To the Audit Committee of
     The Board of Directors of
     The Limited, Inc.


We have reviewed the condensed consolidated balance sheet of The Limited, Inc.
and Subsidiaries at April 30, 1994, and the related condensed consolidated
statements of income and cash flows for the thirteen-week periods ended April
30, 1994 and May 1, 1993. These financial statements are the responsibility of
the Company's management.

We conducted our review in accordance with standards established by the
American Institute of Certified Public Accountants. A review of interim
financial information consists principally of applying analytical procedures
to financial data and making inquiries of persons responsible for financial
and accounting matters. It is substantially less in scope than an audit
conducted in accordance with generally accepted auditing standards, the
objective of which is the expression of an opinion regarding the financial
statements taken as a whole. Accordingly, we do not express such an opinion.

Based on our review, we are not aware of any material modifications that
should be made to the accompanying financial statements for them to be in
conformity with generally accepted accounting principles.

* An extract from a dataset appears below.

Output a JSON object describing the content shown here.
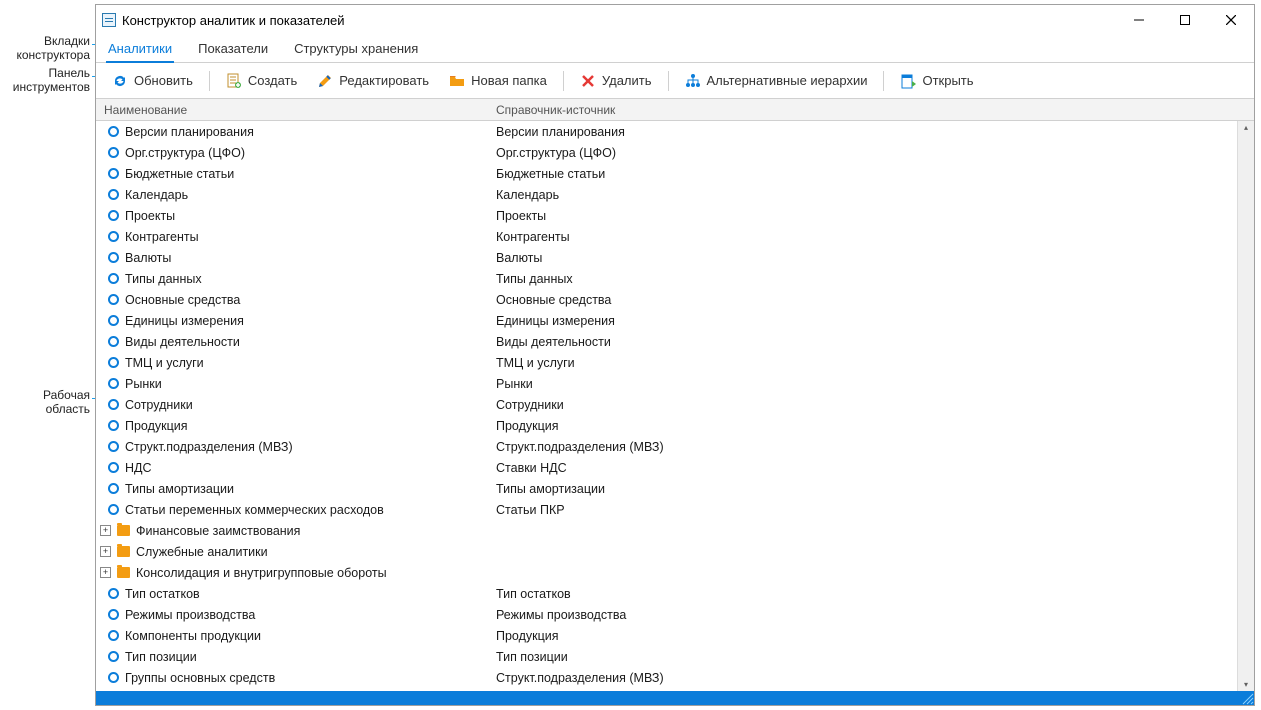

We have previously audited, in accordance with generally accepted auditing
standards, the consolidated balance sheet as of January 29, 1994, and the
related consolidated statements of income, shareholders' equity, and cash
flows for the year then ended (not presented herein); and in our report dated
February 14, 1994 we expressed an unqualified opinion on those consolidated
financial statements. In our opinion, the information set forth in the
accompanying condensed consolidated balance sheet as of January 29, 1994, is
fairly stated, in all material respects, in relation to the consolidated
balance sheet from which it has been derived.